School girl brutally assaulted: Minister, stop calling for action and act!
A video clip has emerged in which a school girl receives a violent kick to the head after being beaten to the floor. You can read about and watch the incident here. However, please note that the footage is graphic.
Further news reports reveal that the incident in fact took place in November of 2016. It also revealed that neither the police nor the school took any action against the alleged perpetrator. There is no situation in which this sort of violence against women can be condoned.
Where authorities are slow to act, they are complicit in this ongoing scourge.
It’s time that South Africans become intolerant of the ongoing violence against women and children.
Women and girls are brutally attacked and yet we expect them to pick and carry on functioning in society while authorities are slow to bring perpetrators to book.
We’ve started women’s month with the Deputy Minister of Higher Education, Mduduzi Manana, admitting to assaulting a woman. Following the incident, many have questioned whether he is receiving preferential treatment because he is a Cabinet Minister.
On that basis, some are asking why as serious action against him is not being taken. The Herald reports that calls for him to be fired are mounting and yet we see inaction persist.
Are we serious about protecting women?
These movements are dedicated to educating the public and showing that violence and women abuse is wrong, yet the status quo seems to become more and more entrenched with every brutal attack.
We have to ask, where does the disdain for women come from? How can we allow the violence that emanates from it to continue?
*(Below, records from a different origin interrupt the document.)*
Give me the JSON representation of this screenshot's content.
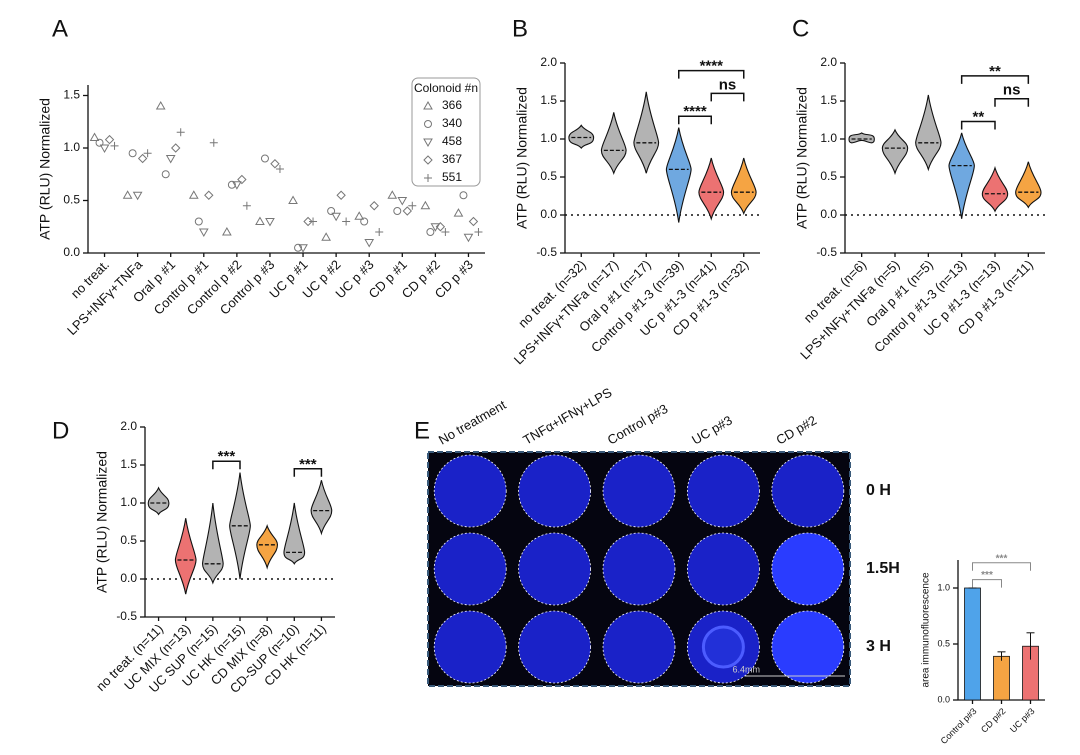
{
  "chart_data": [
    {
      "type": "scatter",
      "panel": "A",
      "y_label": "ATP (RLU) Normalized",
      "categories": [
        "no treat.",
        "LPS+INFγ+TNFa",
        "Oral p #1",
        "Control p #1",
        "Control p #2",
        "Control p #3",
        "UC p #1",
        "UC p #2",
        "UC p #3",
        "CD p #1",
        "CD p #2",
        "CD p #3"
      ],
      "legend_title": "Colonoid #n",
      "series": [
        {
          "name": "366",
          "marker": "triangle-up",
          "color": "#777777",
          "values": [
            1.1,
            0.55,
            1.4,
            0.55,
            0.2,
            0.3,
            0.5,
            0.15,
            0.35,
            0.55,
            0.45,
            0.38
          ]
        },
        {
          "name": "340",
          "marker": "circle",
          "color": "#777777",
          "values": [
            1.05,
            0.95,
            0.75,
            0.3,
            0.65,
            0.9,
            0.05,
            0.4,
            0.3,
            0.4,
            0.2,
            0.55
          ]
        },
        {
          "name": "458",
          "marker": "triangle-down",
          "color": "#777777",
          "values": [
            1.0,
            0.55,
            0.9,
            0.2,
            0.65,
            0.3,
            0.05,
            0.35,
            0.1,
            0.5,
            0.25,
            0.15
          ]
        },
        {
          "name": "367",
          "marker": "diamond",
          "color": "#777777",
          "values": [
            1.08,
            0.9,
            1.0,
            0.55,
            0.7,
            0.85,
            0.3,
            0.55,
            0.45,
            0.4,
            0.25,
            0.3
          ]
        },
        {
          "name": "551",
          "marker": "plus",
          "color": "#777777",
          "values": [
            1.02,
            0.95,
            1.15,
            1.05,
            0.45,
            0.8,
            0.3,
            0.3,
            0.2,
            0.45,
            0.2,
            0.2
          ]
        }
      ],
      "ylim": [
        0,
        1.6
      ],
      "yticks": [
        {
          "value": 0,
          "label": "0.0"
        },
        0.5,
        {
          "value": 1,
          "label": "1.0"
        },
        1.5
      ]
    },
    {
      "type": "violin",
      "panel": "B",
      "y_label": "ATP (RLU) Normalized",
      "categories": [
        "no treat. (n=32)",
        "LPS+INFγ+TNFa (n=17)",
        "Oral p #1 (n=17)",
        "Control p #1-3 (n=39)",
        "UC p #1-3 (n=41)",
        "CD p #1-3 (n=32)"
      ],
      "colors": [
        "#b3b3b3",
        "#b3b3b3",
        "#b3b3b3",
        "#6fa8e0",
        "#ec7272",
        "#f5a443"
      ],
      "min": [
        0.88,
        0.55,
        0.55,
        -0.1,
        -0.05,
        0.02
      ],
      "median": [
        1.02,
        0.85,
        0.95,
        0.6,
        0.3,
        0.3
      ],
      "max": [
        1.18,
        1.35,
        1.62,
        1.15,
        0.75,
        0.75
      ],
      "zero_line": true,
      "annotations": [
        {
          "label": "****",
          "between": [
            "Control p #1-3 (n=39)",
            "CD p #1-3 (n=32)"
          ]
        },
        {
          "label": "****",
          "between": [
            "Control p #1-3 (n=39)",
            "UC p #1-3 (n=41)"
          ]
        },
        {
          "label": "ns",
          "between": [
            "UC p #1-3 (n=41)",
            "CD p #1-3 (n=32)"
          ]
        }
      ],
      "ylim": [
        -0.5,
        2.0
      ],
      "yticks": [
        -0.5,
        {
          "value": 0,
          "label": "0.0"
        },
        0.5,
        {
          "value": 1,
          "label": "1.0"
        },
        1.5,
        {
          "value": 2,
          "label": "2.0"
        }
      ]
    },
    {
      "type": "violin",
      "panel": "C",
      "y_label": "ATP (RLU) Normalized",
      "categories": [
        "no treat. (n=6)",
        "LPS+INFγ+TNFa (n=5)",
        "Oral p #1 (n=5)",
        "Control p #1-3 (n=13)",
        "UC p #1-3 (n=13)",
        "CD p #1-3 (n=11)"
      ],
      "colors": [
        "#b3b3b3",
        "#b3b3b3",
        "#b3b3b3",
        "#6fa8e0",
        "#ec7272",
        "#f5a443"
      ],
      "min": [
        0.98,
        0.55,
        0.6,
        -0.05,
        0.05,
        0.1
      ],
      "median": [
        1.0,
        0.88,
        0.95,
        0.65,
        0.28,
        0.3
      ],
      "max": [
        1.08,
        1.12,
        1.58,
        1.08,
        0.62,
        0.7
      ],
      "zero_line": true,
      "annotations": [
        {
          "label": "**",
          "between": [
            "Control p #1-3 (n=13)",
            "CD p #1-3 (n=11)"
          ]
        },
        {
          "label": "**",
          "between": [
            "Control p #1-3 (n=13)",
            "UC p #1-3 (n=13)"
          ]
        },
        {
          "label": "ns",
          "between": [
            "UC p #1-3 (n=13)",
            "CD p #1-3 (n=11)"
          ]
        }
      ],
      "ylim": [
        -0.5,
        2.0
      ],
      "yticks": [
        -0.5,
        {
          "value": 0,
          "label": "0.0"
        },
        0.5,
        {
          "value": 1,
          "label": "1.0"
        },
        1.5,
        {
          "value": 2,
          "label": "2.0"
        }
      ]
    },
    {
      "type": "violin",
      "panel": "D",
      "y_label": "ATP (RLU) Normalized",
      "categories": [
        "no treat. (n=11)",
        "UC MIX (n=13)",
        "UC SUP (n=15)",
        "UC HK (n=15)",
        "CD MIX (n=8)",
        "CD-SUP (n=10)",
        "CD HK (n=11)"
      ],
      "colors": [
        "#b3b3b3",
        "#ec7272",
        "#b3b3b3",
        "#b3b3b3",
        "#f5a443",
        "#b3b3b3",
        "#b3b3b3"
      ],
      "min": [
        0.85,
        -0.2,
        -0.05,
        0.0,
        0.15,
        0.2,
        0.6
      ],
      "median": [
        1.0,
        0.25,
        0.2,
        0.7,
        0.45,
        0.35,
        0.9
      ],
      "max": [
        1.2,
        0.8,
        1.0,
        1.4,
        0.7,
        1.0,
        1.3
      ],
      "zero_line": true,
      "annotations": [
        {
          "label": "***",
          "between": [
            "UC SUP (n=15)",
            "UC HK (n=15)"
          ]
        },
        {
          "label": "***",
          "between": [
            "CD-SUP (n=10)",
            "CD HK (n=11)"
          ]
        }
      ],
      "ylim": [
        -0.5,
        2.0
      ],
      "yticks": [
        -0.5,
        {
          "value": 0,
          "label": "0.0"
        },
        0.5,
        {
          "value": 1,
          "label": "1.0"
        },
        1.5,
        {
          "value": 2,
          "label": "2.0"
        }
      ]
    },
    {
      "type": "bar",
      "y_label": "area immunofluorescence",
      "categories": [
        "Control p#3",
        "CD p#2",
        "UC p#3"
      ],
      "colors": [
        "#4fa3ea",
        "#f5a443",
        "#ec7272"
      ],
      "values": [
        1.0,
        0.39,
        0.48
      ],
      "errors": [
        0,
        0.04,
        0.12
      ],
      "annotations": [
        {
          "label": "***",
          "between": [
            "Control p#3",
            "CD p#2"
          ]
        },
        {
          "label": "***",
          "between": [
            "Control p#3",
            "UC p#3"
          ]
        }
      ],
      "ylim": [
        0,
        1.25
      ],
      "yticks": [
        {
          "value": 0,
          "label": "0.0"
        },
        0.5,
        {
          "value": 1,
          "label": "1.0"
        }
      ]
    }
  ],
  "image_panel": {
    "panel": "E",
    "columns": [
      "No treatment",
      "TNFα+IFNγ+LPS",
      "Control p#3",
      "UC p#3",
      "CD p#2"
    ],
    "rows": [
      "0 H",
      "1.5H",
      "3 H"
    ],
    "scale_bar": "6.4mm"
  }
}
It’s time that we become strong in our approach when dealing with people who assault, abuse, rape and murder women.
- We need rapid response: the South African Police Service (SAPS) must be quick to investigate, apprehend and charge suspects.
- The National Prosecuting Authority (NPA) must ensure that prosecution happens as efficiently as possible.
- We must look at whether we are indeed upholding minimum sentencing standards, where someone has been found guilty of assaulting women and girls.
As it is, the wheels of justice are simply turning too slowly, if at all.
According to a recent news report, the Minister of Social Development, Bathabile Dlamini has called for harsher sentences for women abusers.
The irony is that she is a Cabinet Minister and has the power to draft a green paper, which could ultimately culminate in legislation to that effect. At the very least she could request that a member of her caucus in Parliament could submit a Private Member’s Bill to that effect.
She has no need to ‘call’ for it as she has the power to action it.
It’s time to act in defense of women and children.